Verizon Business advised customers to slow down and make sure all the other security measures are in place to trap targeted attacks before worrying about replacing SecurID tokens.
Organizations shouldn't make replacing compromised RSA Security
SecurID tokens their top priority, according to a security consultant
at Verizon Business.
Corporate IT departments would be better off beefing up defenses to
stop spear-phishing attacks and increasing network security rather than
rushing to replace compromised tokens, Dave Kennedy, a security analyst
with Verizon Business, wrote June 30 on the company's Security Blog.
Around three-quarters of the cases believed to be secondary attacks
following the SecurID breach used spear phishing e-mail attacks to
install a Trojan on a computer within the targeted organization,
Kennedy said.
The Trojan installed a keylogger onto the victim's computer to gather
user information such as the hostname, the user ID, PIN code and the
temporary code generated by the SecurID token, Kennedy said. The
harvested information could be used to create a cloned SecurID token to
breach the network, according to Kennedy.
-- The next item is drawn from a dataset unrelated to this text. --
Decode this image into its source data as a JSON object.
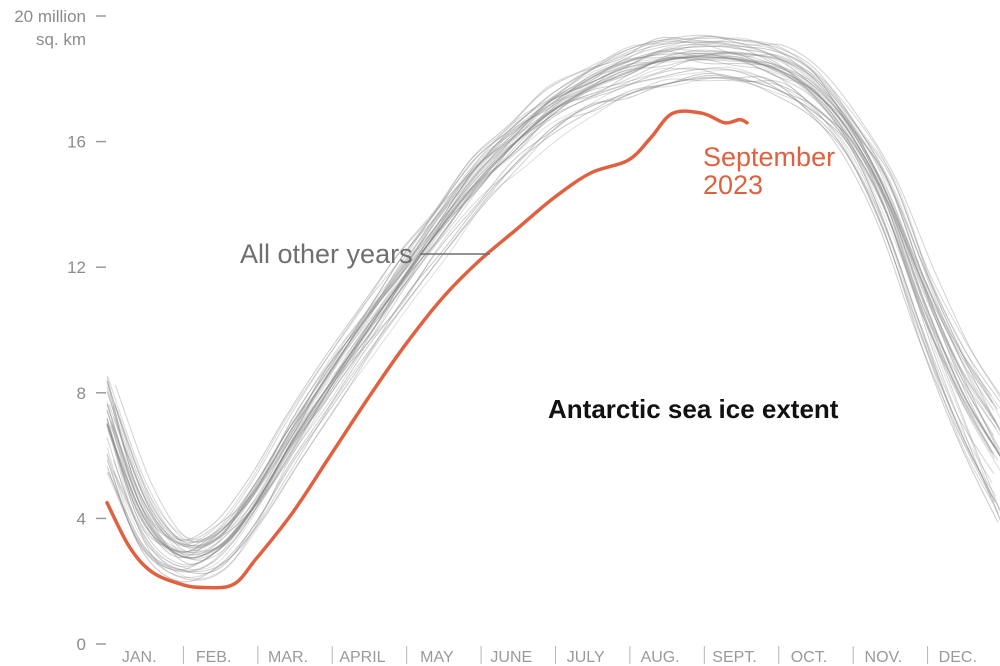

"With this the attacker can work backwards to associate a user ID with
token seed and then use the results to impersonate the user," Kennedy
wrote.
Implementing security measures against spear-phishing attacks will stop
this kind of SecurID-attack from succeeding as well as other targeted
attacks, while replacing the tokens won't do anything about all the
other attacks, Kennedy said. Spear-phishing and other targeted attacks
are a bigger threat to most organizations than the one relying on
cloned SecurID tokens, according to Kennedy.
"All those things we've been encouraging customers to do for years
continue to be essential," Kennedy wrote, noting that the costs of
those measures should already be part of the routine IT budget.
All customers should restrict authentication sessions to known devices
and locations, monitor authentication sessions from unknown devices and
locations while restricting multiple logins from the same user. Kennedy
encouraged IT managers to aggressively investigate suspicious incidents
and errors.
When RSA Security announced its data breach in March, it immediately
advised customers to strengthen existing security measures such as
detecting unusual logins and escalation of user privileges in order to
detect follow-up attacks.
"Everything known about the RSA breach supports the inference that
nation-state motivated attackers were responsible for the RSA breach,"
Kennedy wrote. Once an organization accepts that the threat may be from
"state-sponsored actors," then the management team has to assess the
likelihood of the RSA attackers targeting the enterprise, Kennedy said.
Rushing to replace the tokens would disrupt operations and require the
organization to dedicate additional resources, especially staff time.
"No knee-jerking allowed," Kenney wrote.
Only a "subset" of enterprises, departments, and individuals should be
taking immediate action against the threat, Kennedy said. He defined
this subset as some government departments, some researchers, some
companies with aggressive international competitors and any entity
already targeted for nation-state espionage.
Companies that are "peers" of Lockheed Martin, Northrop Grumman and the
International Monetary Fund would fall in this category, said Kennedy.
Most customers should plan to replace their existing SecurID
installation, but they can take their time to do so, provided other
security measures are in place, according to Kennedy.
Kennedy closely echoed RSA Security's claim in June that the attackers
were only interested in military information and were focused on
defense contractors. RSA has focused its efforts on replacing the
tokens for customers in the vulnerable category, but has said it will
replace tokens for practically any customer who request to do so.